Stelluti è un giovane incisore di Fabriano di grande talento che Leonardo Sciascia ha definito: "Un acquafortista vero, un acquafortista nato". Non è facile incontrare artisti altrettanto rigorosi nel proprio lavoro. Roberto Stelluti ha compiuto la sua scelta di vita già da molto tempo. Il racconto della sua esperienza ha inizio quando appena quindicenne era fortemente impressionato dalla madre che dipingeva. "Dipingevo ad olio e ad acquarello. Guardavo con grande attenzione il pennello che scorreva sulla tela o sul foglio di carta e mi colpì il fatto che da piccoli movimenti fosse possibile creare un paesaggio, un volto, una natura morta... Per me rappresentava quasi un fenomeno di magia che mi affascinava".
Dunque fu questa la molla che fece scattare in te la voglia di diventare artista?
"Si, anche se, a differenza di mia madre, trovai a me più congeniale la tecnica dell'incisione, soprattutto, dopo aver visto la riproduzione della "Crocifissione” di Rembrandt di cui esistono due stati. Il primo inciso alla puntasecca (realizzata con la punta d'acciaio direttamente sulla lastra senza l'intervento dell'acido) e un secondo stato, invece, inciso all'acquaforte (cioè con l'acido che “morde" la lastra penetrando soltanto nei solchi tracciati sulla vernice di cui è ricoperta). Fu così che ordinai da un artigiano del ferro una lastra di rame per eseguire una copia di quella famosa Crocifissione".
E come andò?
"Il tutto si risolse in un autentico disastro perché, una volta disegnata la lastra, per la «morsura», invece dell' acido nitrico, usai quello muriatico e così, quel mio primo lavoro, andò letteralmente in... fumo, assieme ad una serie di lenzuola che mia madre aveva messo ad asciugare nella soffitta di cui mi servivo come studio-laboratorio".
Poi cosa successe?
"Feci ripetuti tentativi a vuoto. Ma non mi arresi. Ebbi, in seguito, la fortuna di conoscere un incisore di Fabriano, Claudio Polzonetti, poi diventato mio carissimo amico. Mi regalò del materiale e frequentando il suo studio appresi la tecnica ed imparai anche i primi segreti del mestiere".
La svolta quando avvenne?
"Nel 1972 quando frequentai il corso estivo all'Istituto d'Arte di Urbino sotto la sapiente guida di Walter Piacesi. Qui conobbi altri giovani incisori".

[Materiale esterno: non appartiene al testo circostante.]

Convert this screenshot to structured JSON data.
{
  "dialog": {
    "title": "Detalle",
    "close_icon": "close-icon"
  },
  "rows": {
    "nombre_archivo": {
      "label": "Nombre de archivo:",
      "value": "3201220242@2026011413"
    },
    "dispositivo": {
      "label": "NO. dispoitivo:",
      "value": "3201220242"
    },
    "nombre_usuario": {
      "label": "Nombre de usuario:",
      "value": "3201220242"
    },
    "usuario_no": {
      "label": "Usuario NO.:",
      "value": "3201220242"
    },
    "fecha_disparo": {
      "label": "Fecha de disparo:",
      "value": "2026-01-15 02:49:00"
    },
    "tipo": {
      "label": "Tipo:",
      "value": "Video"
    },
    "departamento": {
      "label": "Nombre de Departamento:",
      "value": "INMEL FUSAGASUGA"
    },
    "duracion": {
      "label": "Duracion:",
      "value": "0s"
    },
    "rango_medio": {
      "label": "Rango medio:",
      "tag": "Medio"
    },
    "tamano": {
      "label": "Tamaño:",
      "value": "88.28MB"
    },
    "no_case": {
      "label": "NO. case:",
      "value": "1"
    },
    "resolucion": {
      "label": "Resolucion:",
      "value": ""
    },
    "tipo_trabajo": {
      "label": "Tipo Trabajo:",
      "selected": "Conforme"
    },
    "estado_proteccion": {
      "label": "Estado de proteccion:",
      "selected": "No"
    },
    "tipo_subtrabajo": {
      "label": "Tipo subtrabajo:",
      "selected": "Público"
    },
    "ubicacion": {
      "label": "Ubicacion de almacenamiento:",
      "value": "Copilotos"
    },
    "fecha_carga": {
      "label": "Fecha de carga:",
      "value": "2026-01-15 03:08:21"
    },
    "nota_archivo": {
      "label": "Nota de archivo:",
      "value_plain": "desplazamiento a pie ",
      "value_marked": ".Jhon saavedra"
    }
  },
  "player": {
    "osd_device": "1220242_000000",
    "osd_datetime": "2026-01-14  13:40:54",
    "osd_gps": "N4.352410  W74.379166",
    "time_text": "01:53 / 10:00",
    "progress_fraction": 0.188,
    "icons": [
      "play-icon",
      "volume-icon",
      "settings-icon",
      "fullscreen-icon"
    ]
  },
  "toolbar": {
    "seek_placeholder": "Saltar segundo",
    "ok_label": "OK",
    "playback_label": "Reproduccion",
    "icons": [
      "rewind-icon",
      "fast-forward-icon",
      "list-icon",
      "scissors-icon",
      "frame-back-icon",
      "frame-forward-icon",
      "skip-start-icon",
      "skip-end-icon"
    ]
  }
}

E l'incisione ti dava già da vivere?
"A quell'epoca lavoravo in una fabbrica di ceramiche di Fabriano. Dopo il lavoro passavo anche sei o sette ore a disegnare e a stampare lastre incise all'acquaforte. Il tempo non mi bastava più. E fu così che, consigliato dal mio carissimo amico e pittore Aurelio Ceccarelli, lasciai il lavoro in fabbrica e mi dedicai completamente all'arte".
Hai avuto grosse difficoltà a trovare spazio in un mondo certo non facile, soprattutto, per i giovani?
"Potrà sembrarti strano ma io direi di no. Ho conosciuto tante persone che hanno apprezzato il mio lavoro e ciò è stato fondamentale. A questo proposito non posso non ricordare con immutato affetto e riconoscenza un uomo straordinario come tuo padre con tutto ciò che ha rappresentato, per me, incontrarlo".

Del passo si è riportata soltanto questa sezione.